Schöps zieht Italiener an

In der Wiener Nordwestbahnstraße, dem Headquarter des Bekleidungsdiskonters Schöps, wollen die Telefone nicht stillstehen. Wird die einst von Leopold Böhm gegründete Modekette heute mehrheitlich im Besitz des Hamburger Investors Thomas J. C. Matzen schon wieder verkauft, oder ist das eine Ente? "Es laufen derzeit sehr konkrete Ver-handlungen. Finalisiert ist aber noch nichts", setzt Guido Eric Wolfram, Miteigentümer und Vorstand, den Spekulationen im aktuellen FORMAT ein Ende.
Kaufinteressent ist der italienische Dottore Piofrancesco Borghetti. Er selbst kann freilich zu den Verhandlungen aus aktienrechtlichen Gründen keine Stellungnahme abgeben, da Borghetti neben vielen anderen Beteiligungen, wie etwa an dem Kosmetikkonzern Marbert unter anderem auch Großaktionär der börsennotierten Hamburger Modekette Jean Pascale ist.

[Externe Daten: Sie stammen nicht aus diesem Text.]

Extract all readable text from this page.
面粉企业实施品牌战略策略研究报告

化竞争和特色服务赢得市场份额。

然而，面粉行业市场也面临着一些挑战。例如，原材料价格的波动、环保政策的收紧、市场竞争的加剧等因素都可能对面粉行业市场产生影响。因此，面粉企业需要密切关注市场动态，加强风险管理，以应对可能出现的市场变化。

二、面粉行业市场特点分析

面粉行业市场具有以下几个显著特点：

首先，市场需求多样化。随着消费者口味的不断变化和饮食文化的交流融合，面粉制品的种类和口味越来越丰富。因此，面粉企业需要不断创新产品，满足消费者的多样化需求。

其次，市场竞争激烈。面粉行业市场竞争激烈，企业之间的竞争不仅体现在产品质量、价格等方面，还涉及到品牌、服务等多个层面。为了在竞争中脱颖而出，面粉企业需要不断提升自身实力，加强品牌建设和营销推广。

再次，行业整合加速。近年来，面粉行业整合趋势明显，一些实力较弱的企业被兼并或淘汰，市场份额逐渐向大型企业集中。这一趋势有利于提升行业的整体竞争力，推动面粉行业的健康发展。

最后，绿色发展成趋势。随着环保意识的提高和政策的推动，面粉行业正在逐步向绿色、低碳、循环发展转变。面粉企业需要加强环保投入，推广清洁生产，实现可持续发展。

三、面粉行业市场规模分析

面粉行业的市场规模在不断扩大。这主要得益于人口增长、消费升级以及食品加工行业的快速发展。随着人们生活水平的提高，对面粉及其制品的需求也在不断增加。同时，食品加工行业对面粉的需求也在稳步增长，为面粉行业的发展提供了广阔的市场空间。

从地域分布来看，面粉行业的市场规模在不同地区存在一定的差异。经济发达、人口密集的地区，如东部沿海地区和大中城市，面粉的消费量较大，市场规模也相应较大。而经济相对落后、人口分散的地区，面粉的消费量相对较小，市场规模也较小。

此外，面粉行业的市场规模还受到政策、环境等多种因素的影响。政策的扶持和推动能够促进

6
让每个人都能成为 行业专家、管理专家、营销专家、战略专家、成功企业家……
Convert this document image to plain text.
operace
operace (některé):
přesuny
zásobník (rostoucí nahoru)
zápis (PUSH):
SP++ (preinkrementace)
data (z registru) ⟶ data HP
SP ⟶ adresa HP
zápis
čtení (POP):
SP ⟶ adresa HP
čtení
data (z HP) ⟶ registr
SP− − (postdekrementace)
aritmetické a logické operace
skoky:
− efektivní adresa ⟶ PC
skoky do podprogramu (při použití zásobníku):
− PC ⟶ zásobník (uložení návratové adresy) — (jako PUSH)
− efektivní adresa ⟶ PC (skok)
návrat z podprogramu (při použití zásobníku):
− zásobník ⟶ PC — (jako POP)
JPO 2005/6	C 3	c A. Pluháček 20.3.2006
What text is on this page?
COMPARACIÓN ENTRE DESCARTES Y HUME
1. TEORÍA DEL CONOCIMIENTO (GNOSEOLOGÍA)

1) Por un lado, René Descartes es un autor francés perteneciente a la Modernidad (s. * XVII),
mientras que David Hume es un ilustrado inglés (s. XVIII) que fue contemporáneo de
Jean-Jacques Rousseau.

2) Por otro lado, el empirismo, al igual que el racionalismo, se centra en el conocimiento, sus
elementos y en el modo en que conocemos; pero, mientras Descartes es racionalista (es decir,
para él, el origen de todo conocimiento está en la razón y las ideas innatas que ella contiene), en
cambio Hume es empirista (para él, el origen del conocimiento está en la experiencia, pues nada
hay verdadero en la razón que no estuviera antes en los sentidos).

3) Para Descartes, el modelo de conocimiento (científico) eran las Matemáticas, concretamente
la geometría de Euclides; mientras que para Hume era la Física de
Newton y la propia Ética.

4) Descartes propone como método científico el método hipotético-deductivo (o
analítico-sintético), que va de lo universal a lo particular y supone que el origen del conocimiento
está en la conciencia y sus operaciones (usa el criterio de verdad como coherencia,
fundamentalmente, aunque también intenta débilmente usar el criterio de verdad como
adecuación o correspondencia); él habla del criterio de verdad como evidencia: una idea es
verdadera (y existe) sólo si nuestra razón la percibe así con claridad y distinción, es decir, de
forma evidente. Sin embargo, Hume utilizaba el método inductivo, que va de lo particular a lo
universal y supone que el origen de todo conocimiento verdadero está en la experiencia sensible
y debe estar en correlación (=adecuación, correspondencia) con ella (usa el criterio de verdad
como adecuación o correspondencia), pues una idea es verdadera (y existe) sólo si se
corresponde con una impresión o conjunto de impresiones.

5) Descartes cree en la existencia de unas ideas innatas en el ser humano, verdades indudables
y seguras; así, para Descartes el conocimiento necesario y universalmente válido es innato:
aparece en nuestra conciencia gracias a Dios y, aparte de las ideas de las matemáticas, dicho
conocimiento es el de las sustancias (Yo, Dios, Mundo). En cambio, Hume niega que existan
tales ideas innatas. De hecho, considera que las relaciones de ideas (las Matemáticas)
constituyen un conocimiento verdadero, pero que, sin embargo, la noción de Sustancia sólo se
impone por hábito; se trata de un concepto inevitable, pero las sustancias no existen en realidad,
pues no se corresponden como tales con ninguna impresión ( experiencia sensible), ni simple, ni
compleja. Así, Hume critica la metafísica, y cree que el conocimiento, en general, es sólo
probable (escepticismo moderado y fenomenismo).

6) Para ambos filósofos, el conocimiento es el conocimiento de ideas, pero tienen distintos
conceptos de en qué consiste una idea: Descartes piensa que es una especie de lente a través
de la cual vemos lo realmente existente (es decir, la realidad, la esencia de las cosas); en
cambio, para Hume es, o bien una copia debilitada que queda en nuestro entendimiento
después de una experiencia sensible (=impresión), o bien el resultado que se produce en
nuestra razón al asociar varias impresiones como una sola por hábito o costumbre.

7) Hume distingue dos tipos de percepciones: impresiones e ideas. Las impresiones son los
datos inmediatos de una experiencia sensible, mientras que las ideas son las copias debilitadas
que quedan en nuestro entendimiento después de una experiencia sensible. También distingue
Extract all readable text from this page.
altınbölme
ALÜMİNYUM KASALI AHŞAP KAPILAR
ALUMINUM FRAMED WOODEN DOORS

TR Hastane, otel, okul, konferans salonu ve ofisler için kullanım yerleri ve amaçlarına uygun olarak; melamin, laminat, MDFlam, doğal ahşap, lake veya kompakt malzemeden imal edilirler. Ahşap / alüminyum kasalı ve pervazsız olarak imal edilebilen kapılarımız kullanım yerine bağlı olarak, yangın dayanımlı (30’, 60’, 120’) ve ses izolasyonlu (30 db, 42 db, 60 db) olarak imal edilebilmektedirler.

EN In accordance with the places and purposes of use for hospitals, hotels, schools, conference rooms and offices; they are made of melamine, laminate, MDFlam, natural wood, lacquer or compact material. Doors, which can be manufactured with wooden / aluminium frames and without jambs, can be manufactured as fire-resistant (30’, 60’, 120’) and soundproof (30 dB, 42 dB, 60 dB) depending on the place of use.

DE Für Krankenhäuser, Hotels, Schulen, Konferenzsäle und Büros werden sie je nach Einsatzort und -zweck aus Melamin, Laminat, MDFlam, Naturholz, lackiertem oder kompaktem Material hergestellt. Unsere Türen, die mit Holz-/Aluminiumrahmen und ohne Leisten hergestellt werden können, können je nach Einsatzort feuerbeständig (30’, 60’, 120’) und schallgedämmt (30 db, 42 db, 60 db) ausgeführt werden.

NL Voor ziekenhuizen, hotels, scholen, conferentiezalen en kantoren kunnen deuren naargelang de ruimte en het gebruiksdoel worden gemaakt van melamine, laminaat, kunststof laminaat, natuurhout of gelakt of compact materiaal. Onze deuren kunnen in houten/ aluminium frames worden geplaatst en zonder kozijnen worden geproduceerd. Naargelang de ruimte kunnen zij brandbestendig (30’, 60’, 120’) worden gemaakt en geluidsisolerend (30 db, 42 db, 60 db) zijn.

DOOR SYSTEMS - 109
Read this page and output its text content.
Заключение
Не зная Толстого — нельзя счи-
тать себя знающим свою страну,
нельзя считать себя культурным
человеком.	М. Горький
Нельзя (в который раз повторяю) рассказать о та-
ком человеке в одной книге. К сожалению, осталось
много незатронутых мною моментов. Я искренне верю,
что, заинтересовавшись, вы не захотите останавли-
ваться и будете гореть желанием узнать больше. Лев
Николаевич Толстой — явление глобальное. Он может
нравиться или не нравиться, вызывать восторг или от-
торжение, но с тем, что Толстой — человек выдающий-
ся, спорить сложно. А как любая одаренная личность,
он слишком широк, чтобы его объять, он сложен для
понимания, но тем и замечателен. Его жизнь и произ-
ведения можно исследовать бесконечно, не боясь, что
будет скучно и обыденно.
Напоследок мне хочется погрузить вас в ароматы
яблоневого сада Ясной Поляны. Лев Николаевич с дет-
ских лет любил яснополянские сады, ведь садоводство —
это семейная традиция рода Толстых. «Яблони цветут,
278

Der honorige Padrone will aber dennoch möglichst rasch die mittlerweile 113 Schöps-Filialen mit gelbem Logo und 110 Millionen Euro Umsatz erwerben. Offiziell möchte Borghetti noch die Schöps-Bilanz 2001 einsehen und danach eine Entscheidung treffen. Er weiß allerdings schon jetzt sehr genau, daß Schöps seit 1999 wieder auf gesunden Beinen steht.
Der Kaufpreis für Schöps wird mit etwa achtzig Millionen Euro taxiert. Basis für diese Berechnung sind zehn Jahresgewinne.